Human agents are basically interdependent, they respond to each other and their choices and intentions play into each other producing unpredictable, emergent patterns over time. To signal the move from the domain of the natural sciences to the domain of human action, Stacey and colleagues refer to these processes as complex responsive processes of relating. These responsive processes take the form of:
- communication understood, drawing on George Herbert Mead, as conversation;
- patterns of power relations which take the form, drawing on Norbert Elias, of the dynamics of inclusion-exclusion and identity;
- ideology as a combination of values and norms, drawing on the work of Hans Joas, William James and John Dewey; and
- evaluative choices.

It is in these local responsive processes that there emerge population-wide patterns of activity, culture and habitus. Organisational life is thought of as the game people are invested in and organising processes are understood to be the ordinary politics of everyday life.

== Publications ==
- Dynamic Strategic Management for the 1990s. Kogan Page, London 1990.

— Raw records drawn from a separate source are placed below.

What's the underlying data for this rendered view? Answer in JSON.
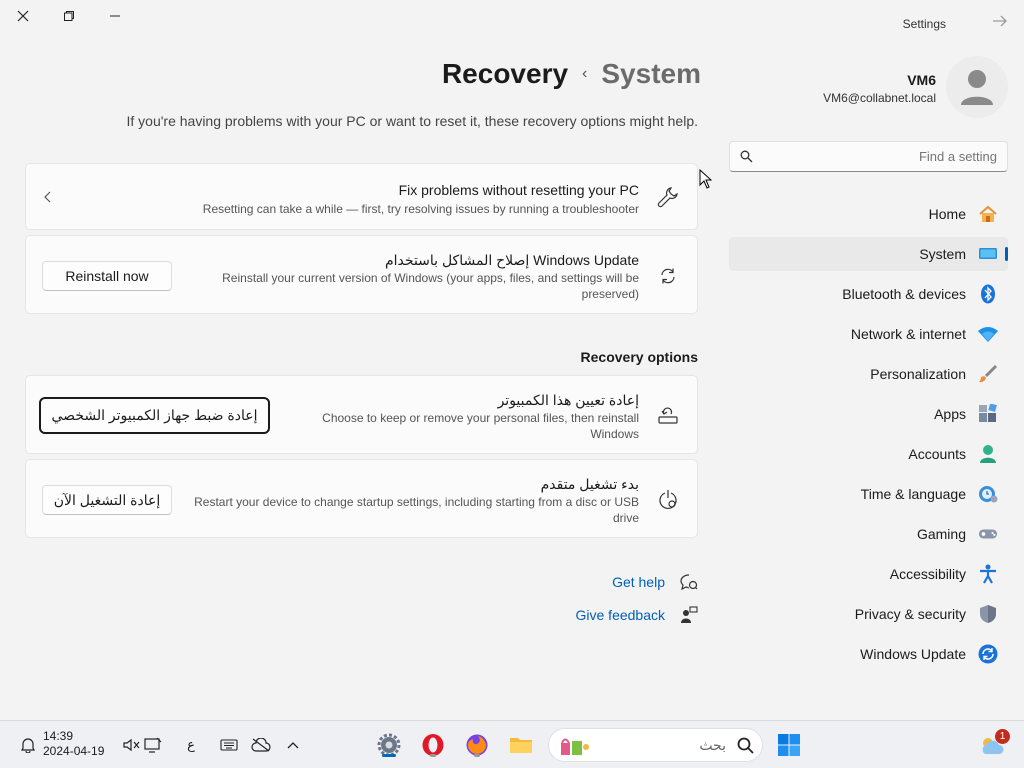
{
  "window": {
    "app_title": "Settings",
    "breadcrumb_current": "Recovery",
    "breadcrumb_separator": "‹",
    "breadcrumb_parent": "System",
    "subtitle": "If you're having problems with your PC or want to reset it, these recovery options might help."
  },
  "user": {
    "name": "VM6",
    "email": "VM6@collabnet.local"
  },
  "search": {
    "placeholder": "Find a setting"
  },
  "sidebar": {
    "items": [
      {
        "label": "Home",
        "icon": "home-icon"
      },
      {
        "label": "System",
        "icon": "system-icon",
        "active": true
      },
      {
        "label": "Bluetooth & devices",
        "icon": "bluetooth-icon"
      },
      {
        "label": "Network & internet",
        "icon": "wifi-icon"
      },
      {
        "label": "Personalization",
        "icon": "brush-icon"
      },
      {
        "label": "Apps",
        "icon": "apps-icon"
      },
      {
        "label": "Accounts",
        "icon": "accounts-icon"
      },
      {
        "label": "Time & language",
        "icon": "time-language-icon"
      },
      {
        "label": "Gaming",
        "icon": "gaming-icon"
      },
      {
        "label": "Accessibility",
        "icon": "accessibility-icon"
      },
      {
        "label": "Privacy & security",
        "icon": "shield-icon"
      },
      {
        "label": "Windows Update",
        "icon": "windows-update-icon"
      }
    ]
  },
  "cards": {
    "fix": {
      "title": "Fix problems without resetting your PC",
      "desc": "Resetting can take a while — first, try resolving issues by running a troubleshooter"
    },
    "wu": {
      "title": "إصلاح المشاكل باستخدام Windows Update",
      "desc_line1": "Reinstall your current version of Windows (your apps, files, and settings will be",
      "desc_line2": "preserved)",
      "button": "Reinstall now"
    },
    "section_label": "Recovery options",
    "reset": {
      "title": "إعادة تعيين هذا الكمبيوتر",
      "desc_line1": "Choose to keep or remove your personal files, then reinstall",
      "desc_line2": "Windows",
      "button": "إعادة ضبط جهاز الكمبيوتر الشخصي"
    },
    "advanced": {
      "title": "بدء تشغيل متقدم",
      "desc_line1": "Restart your device to change startup settings, including starting from a disc or USB",
      "desc_line2": "drive",
      "button": "إعادة التشغيل الآن"
    }
  },
  "links": {
    "get_help": "Get help",
    "give_feedback": "Give feedback"
  },
  "taskbar": {
    "time": "14:39",
    "date": "2024-04-19",
    "input_lang": "ع",
    "search_placeholder": "بحث",
    "notification_count": "1"
  },
  "colors": {
    "accent": "#005fb8",
    "background": "#f3f3f3",
    "card": "#fbfbfb"
  }
}
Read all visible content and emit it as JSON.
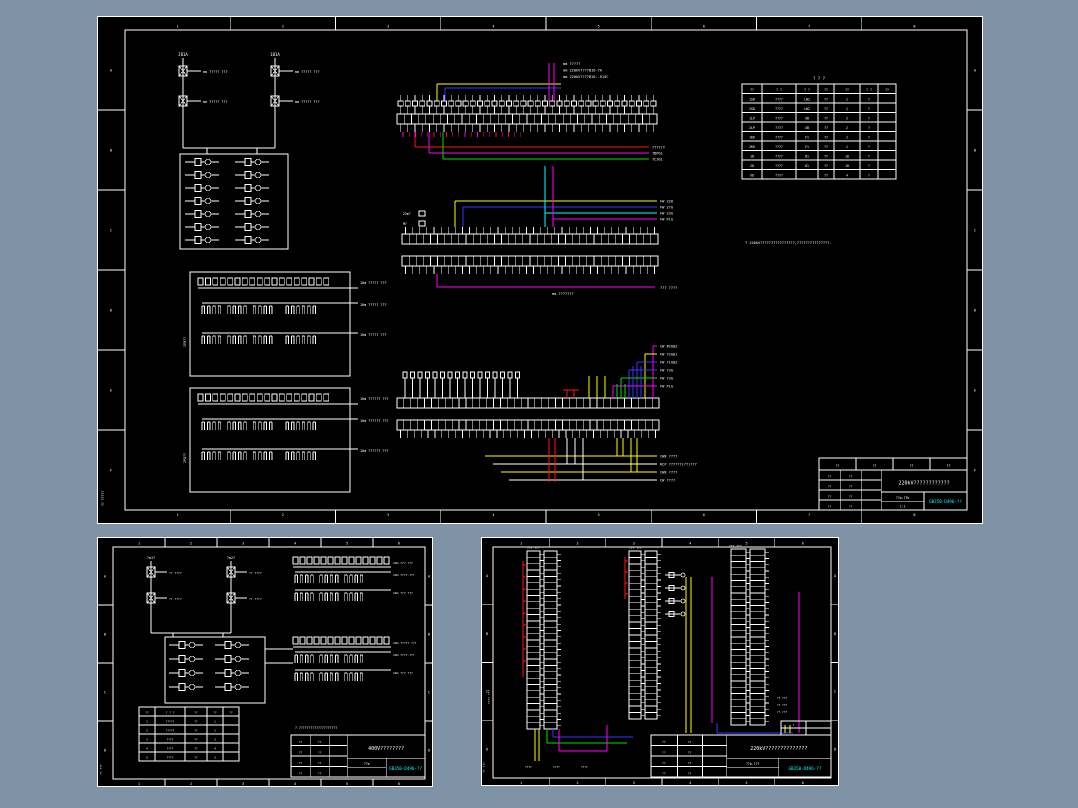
{
  "app": {
    "background": "#7f93a7"
  },
  "colors": {
    "sheet_bg": "#000000",
    "line": "#ffffff",
    "yellow": "#ffff00",
    "blue": "#3838ff",
    "magenta": "#ff00ff",
    "green": "#00e100",
    "red": "#ff1414",
    "cyan": "#00ffff",
    "dwg_no": "#00ffff"
  },
  "zones": {
    "cols8": [
      "1",
      "2",
      "3",
      "4",
      "5",
      "6",
      "7",
      "8"
    ],
    "cols6": [
      "1",
      "2",
      "3",
      "4",
      "5",
      "6"
    ],
    "rowsAF": [
      "A",
      "B",
      "C",
      "D",
      "E",
      "F"
    ],
    "rowsAD": [
      "A",
      "B",
      "C",
      "D"
    ]
  },
  "sheet_main": {
    "corner_text": "?? ?????",
    "circuit_headers": [
      "JB1A",
      "1B1A"
    ],
    "circuit_labels": [
      "mm ????? ???",
      "mm ????? ???",
      "mm ????? ???",
      "mm ????? ???"
    ],
    "strip1": {
      "wire_labels": [
        "mm ?????",
        "mm 220kV????B16-?A",
        "mm 220kV????B16--915C"
      ],
      "out_labels": [
        "????(T",
        "?BPG1",
        "?C3G1"
      ]
    },
    "strip2": {
      "in_labels": [
        "FW 220",
        "FW 27G",
        "FW 23G",
        "FW P1G"
      ],
      "left_labels": [
        "25m?",
        "M?"
      ],
      "below_label": "mm ???????",
      "below_wire_label": "??? ????"
    },
    "strip3": {
      "out_labels": [
        "CW #2G02",
        "FW ?2G01",
        "FW ?1G02",
        "FW ?3G",
        "FW ?3G",
        "FW P1G"
      ],
      "below_labels": [
        "CW8 ????",
        "RCP ??????(??)???",
        "CW8 ????",
        "CW ????"
      ]
    },
    "left_block1": {
      "side": "1PD??",
      "labels": [
        "10m ????? ???",
        "10m ????? ???",
        "10m ????? ???"
      ]
    },
    "left_block2": {
      "side": "2PD??",
      "labels": [
        "10m ?????? ???",
        "10m ?????? ???",
        "10m ?????? ???"
      ]
    },
    "note": "? 220kV????????????????,???????????????.",
    "table": {
      "title": "? ? ?",
      "rows": [
        [
          "??",
          "? ?",
          "? ?",
          "??",
          "??",
          "? ?",
          "??"
        ],
        [
          "1SD",
          "????",
          "LW2",
          "??",
          "1",
          "?",
          ""
        ],
        [
          "2SD",
          "????",
          "LW2",
          "??",
          "1",
          "?",
          ""
        ],
        [
          "1LP",
          "????",
          "XB",
          "??",
          "2",
          "?",
          ""
        ],
        [
          "2LP",
          "????",
          "XB",
          "??",
          "2",
          "?",
          ""
        ],
        [
          "1KK",
          "????",
          "F1",
          "??",
          "1",
          "?",
          ""
        ],
        [
          "2KK",
          "????",
          "F1",
          "??",
          "1",
          "?",
          ""
        ],
        [
          "1D",
          "????",
          "D1",
          "??",
          "10",
          "?",
          ""
        ],
        [
          "2D",
          "????",
          "D1",
          "??",
          "10",
          "?",
          ""
        ],
        [
          "XD",
          "????",
          "",
          "??",
          "4",
          "?",
          ""
        ]
      ]
    },
    "revision_row": [
      "??",
      "??",
      "??",
      "??"
    ],
    "title_block": {
      "left_rows": [
        [
          "??",
          "??",
          ""
        ],
        [
          "??",
          "??",
          ""
        ],
        [
          "??",
          "??",
          ""
        ],
        [
          "??",
          "??",
          ""
        ]
      ],
      "title": "220kV????????????",
      "model": "??m-??b",
      "scale": "1:1",
      "drawing_no": "GB350-D496-??"
    }
  },
  "sheet_bl": {
    "corner_text": "?? ???",
    "circuit_headers": [
      "?m1?",
      "?m2?"
    ],
    "circuit_labels": [
      "?? ????",
      "?? ????"
    ],
    "strip_labels": [
      "10m ???.???",
      "10m ????.???",
      "10m ???.???",
      "10m ????? ???",
      "10m ????.???",
      "10m ???.???"
    ],
    "note": "? ????????????????????",
    "table_rows": [
      [
        "??",
        "? ? ?",
        "??",
        "??",
        "??"
      ],
      [
        "1",
        "?????",
        "??",
        "1",
        ""
      ],
      [
        "2",
        "?????",
        "??",
        "1",
        ""
      ],
      [
        "3",
        "????",
        "??",
        "2",
        ""
      ],
      [
        "4",
        "????",
        "??",
        "4",
        ""
      ],
      [
        "5",
        "????",
        "??",
        "2",
        ""
      ]
    ],
    "title_block": {
      "left_rows": [
        [
          "??",
          "??",
          ""
        ],
        [
          "??",
          "??",
          ""
        ],
        [
          "??",
          "??",
          ""
        ],
        [
          "??",
          "??",
          ""
        ]
      ],
      "title": "400V????????",
      "model": "??b",
      "scale": "",
      "drawing_no": "GB350-D496-??"
    }
  },
  "sheet_br": {
    "corner_text": "?? ???",
    "side_text": "???? ???",
    "strip_headers": [
      "??? ???",
      "??? ???",
      "??? ???"
    ],
    "bottom_labels": [
      "????",
      "????",
      "????"
    ],
    "right_labels": [
      "?? ???",
      "?? ???",
      "?? ???"
    ],
    "stamp_cells": [
      [
        "?",
        ""
      ],
      [
        "",
        ""
      ]
    ],
    "title_block": {
      "left_rows": [
        [
          "??",
          "??",
          ""
        ],
        [
          "??",
          "??",
          ""
        ],
        [
          "??",
          "??",
          ""
        ],
        [
          "??",
          "??",
          ""
        ]
      ],
      "title": "220kV??????????????",
      "model": "??b-???",
      "scale": "",
      "drawing_no": "GB350-D496-??"
    }
  }
}
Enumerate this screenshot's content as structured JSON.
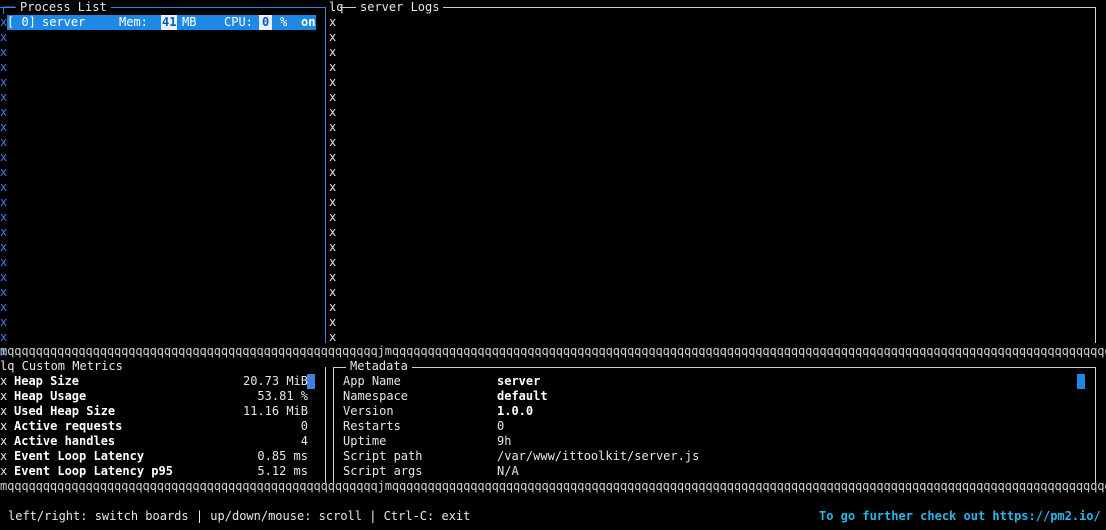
{
  "process_list": {
    "title": "Process List",
    "row": {
      "id": "[ 0]",
      "name": "server",
      "mem_label": "Mem:",
      "mem_value": "41",
      "mem_unit": "MB",
      "cpu_label": "CPU:",
      "cpu_value": "0",
      "cpu_unit": "%",
      "status": "on"
    }
  },
  "logs": {
    "prefix": "lq—",
    "title": "server Logs"
  },
  "metrics": {
    "title": "lq Custom Metrics",
    "items": [
      {
        "name": "Heap Size",
        "value": "20.73 MiB"
      },
      {
        "name": "Heap Usage",
        "value": "53.81 %"
      },
      {
        "name": "Used Heap Size",
        "value": "11.16 MiB"
      },
      {
        "name": "Active requests",
        "value": "0"
      },
      {
        "name": "Active handles",
        "value": "4"
      },
      {
        "name": "Event Loop Latency",
        "value": "0.85 ms"
      },
      {
        "name": "Event Loop Latency p95",
        "value": "5.12 ms"
      }
    ]
  },
  "metadata": {
    "title": "Metadata",
    "items": [
      {
        "key": "App Name",
        "value": "server",
        "bold": true
      },
      {
        "key": "Namespace",
        "value": "default",
        "bold": true
      },
      {
        "key": "Version",
        "value": "1.0.0",
        "bold": true
      },
      {
        "key": "Restarts",
        "value": "0",
        "bold": false
      },
      {
        "key": "Uptime",
        "value": "9h",
        "bold": false
      },
      {
        "key": "Script path",
        "value": "/var/www/ittoolkit/server.js",
        "bold": false
      },
      {
        "key": "Script args",
        "value": "N/A",
        "bold": false
      }
    ]
  },
  "footer": {
    "help": "left/right: switch boards | up/down/mouse: scroll | Ctrl-C: exit",
    "promo": "To go further check out https://pm2.io/"
  },
  "colors": {
    "selection": "#1e88e5",
    "active_border": "#3f7fe0",
    "link": "#27b6e8"
  }
}
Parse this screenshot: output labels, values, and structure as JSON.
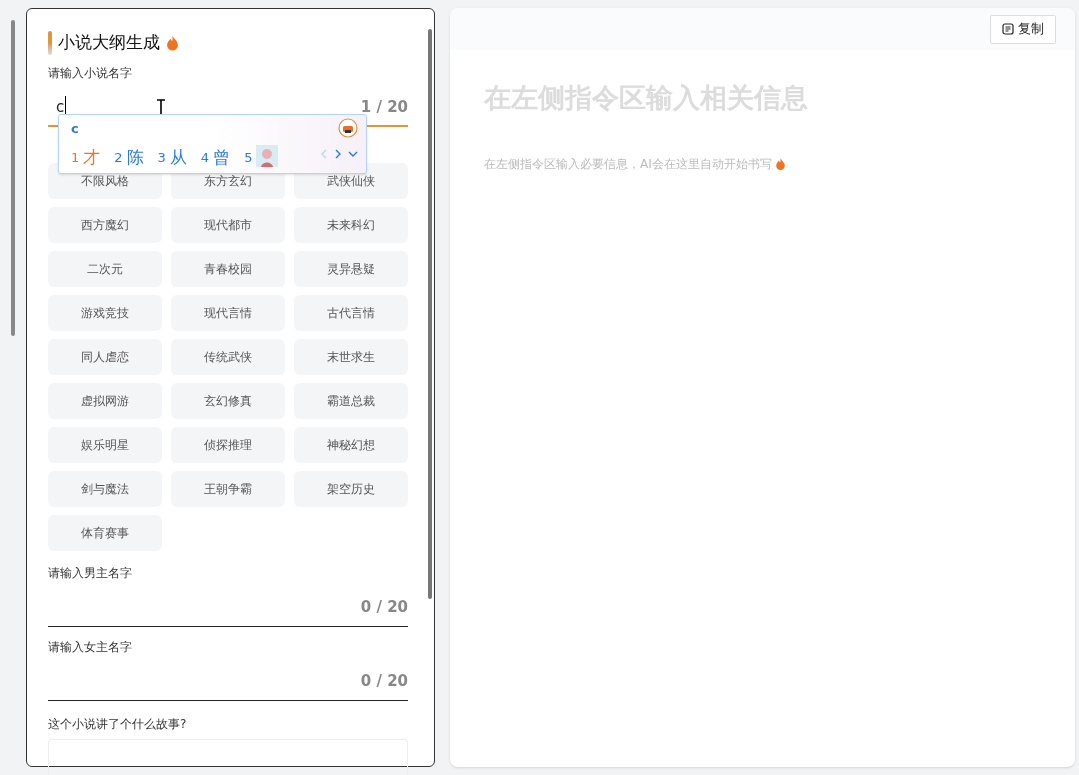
{
  "form": {
    "title": "小说大纲生成",
    "name_field": {
      "label": "请输入小说名字",
      "value": "c",
      "counter": "1 / 20",
      "focused": true
    },
    "ime": {
      "input": "c",
      "candidates": [
        {
          "number": "1",
          "text": "才",
          "selected": true,
          "kind": "text"
        },
        {
          "number": "2",
          "text": "陈",
          "selected": false,
          "kind": "text"
        },
        {
          "number": "3",
          "text": "从",
          "selected": false,
          "kind": "text"
        },
        {
          "number": "4",
          "text": "曾",
          "selected": false,
          "kind": "text"
        },
        {
          "number": "5",
          "selected": false,
          "kind": "picture"
        }
      ]
    },
    "genres": [
      {
        "label": "不限风格"
      },
      {
        "label": "东方玄幻"
      },
      {
        "label": "武侠仙侠"
      },
      {
        "label": "西方魔幻"
      },
      {
        "label": "现代都市"
      },
      {
        "label": "未来科幻"
      },
      {
        "label": "二次元"
      },
      {
        "label": "青春校园"
      },
      {
        "label": "灵异悬疑"
      },
      {
        "label": "游戏竞技"
      },
      {
        "label": "现代言情"
      },
      {
        "label": "古代言情"
      },
      {
        "label": "同人虐恋"
      },
      {
        "label": "传统武侠"
      },
      {
        "label": "末世求生"
      },
      {
        "label": "虚拟网游"
      },
      {
        "label": "玄幻修真"
      },
      {
        "label": "霸道总裁"
      },
      {
        "label": "娱乐明星"
      },
      {
        "label": "侦探推理"
      },
      {
        "label": "神秘幻想"
      },
      {
        "label": "剑与魔法"
      },
      {
        "label": "王朝争霸"
      },
      {
        "label": "架空历史"
      },
      {
        "label": "体育赛事"
      }
    ],
    "male_field": {
      "label": "请输入男主名字",
      "counter": "0 / 20",
      "focused": false
    },
    "female_field": {
      "label": "请输入女主名字",
      "counter": "0 / 20",
      "focused": false
    },
    "story_field": {
      "label": "这个小说讲了个什么故事?"
    }
  },
  "output": {
    "copy_button": "复制",
    "heading": "在左侧指令区输入相关信息",
    "hint": "在左侧指令区输入必要信息，AI会在这里自动开始书写"
  }
}
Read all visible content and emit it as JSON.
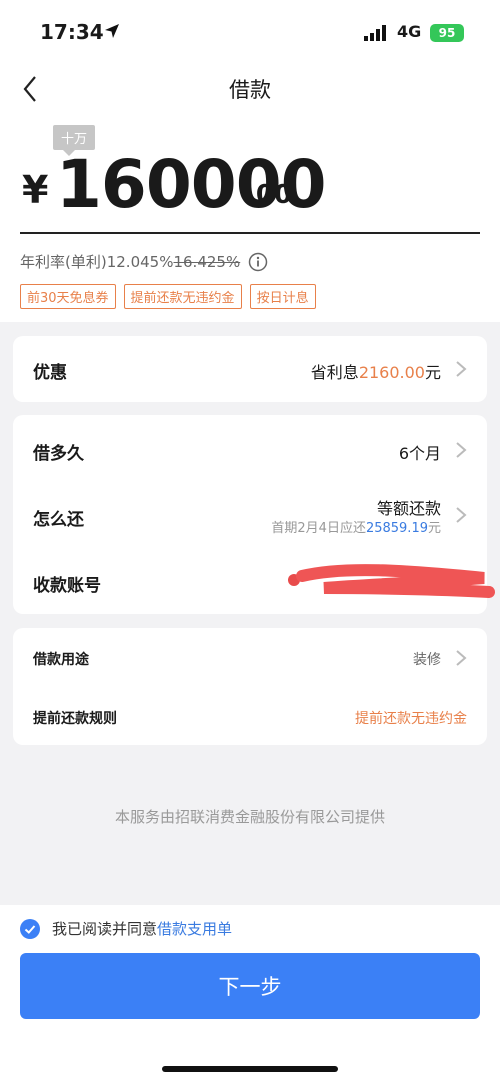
{
  "status_bar": {
    "time": "17:34",
    "network": "4G",
    "battery": "95"
  },
  "nav": {
    "title": "借款"
  },
  "amount": {
    "unit_tag": "十万",
    "currency": "¥",
    "integer": "160000",
    "decimal": ".00"
  },
  "rate": {
    "label": "年利率(单利)",
    "current": "12.045%",
    "original": "16.425%"
  },
  "tags": [
    "前30天免息券",
    "提前还款无违约金",
    "按日计息"
  ],
  "discount": {
    "label": "优惠",
    "prefix": "省利息",
    "amount": "2160.00",
    "suffix": "元"
  },
  "loan": {
    "term_label": "借多久",
    "term_value": "6个月",
    "repay_label": "怎么还",
    "repay_value": "等额还款",
    "repay_note_prefix": "首期2月4日应还",
    "repay_note_amount": "25859.19",
    "repay_note_suffix": "元",
    "account_label": "收款账号"
  },
  "details": {
    "purpose_label": "借款用途",
    "purpose_value": "装修",
    "prepay_label": "提前还款规则",
    "prepay_value": "提前还款无违约金"
  },
  "provider": "本服务由招联消费金融股份有限公司提供",
  "agreement": {
    "prefix": "我已阅读并同意",
    "link": "借款支用单"
  },
  "next_button": "下一步",
  "colors": {
    "accent": "#3b80f6",
    "orange": "#e8804a",
    "link": "#3a7be0"
  }
}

- The Chaos Frontier: Creative Strategic Control for Business. Butterworth Heinemann, Oxford 1991.
- Managing Chaos. Kogan Page, London 1992.
- Managing the Unknowable: The Strategic Boundaries Between Order and Chaos. Jossey Bass, San Francisco 1992.
- Strategic Management and Organisational Dynamics. Pitman, London 1993.
- Complexity and Creativity in Organisations. Berret-Koehler, San Francisco 1996.
- Strategic Management and Organisational Dynamics: the challenge of complexity (3rd edition). Pitman (2nd edition, 1996), London 2000.
- Complex Responsive processes in organizations: learning and knowledge creation. Routledge, London 2001.
- Complexity and Group Processes: A radically social understanding of individuals. Brunner-Routledge, London 2003.
- Complexity and Organizational Reality: Uncertainty and the need to rethink management after the collapse of investment capitalism. Routledge, London 2010. ISBN 0-415-55647-3.
- Strategic Management and Organisational Dynamics: the challenge of complexity to ways of thinking about organisations. Pearson Education (6th edition), London 2011, ISBN 978-0-273-70811-7.
- The Tools and Techniques of Leadership and Management: Meeting the challenge of complexity. Routledge, London 2012. ISBN 978-0-415-53118-4.
- together with Parker, D. Chaos, Management and Economics: The Implications of Nonlinear Thinking. Hobart Papers 125, Institute of Economic Affairs, London 1994.
- together with Griffin, D. and Shaw, P. Complexity and Management: fad or radical challenge to systems thinking. Routledge, London 2000.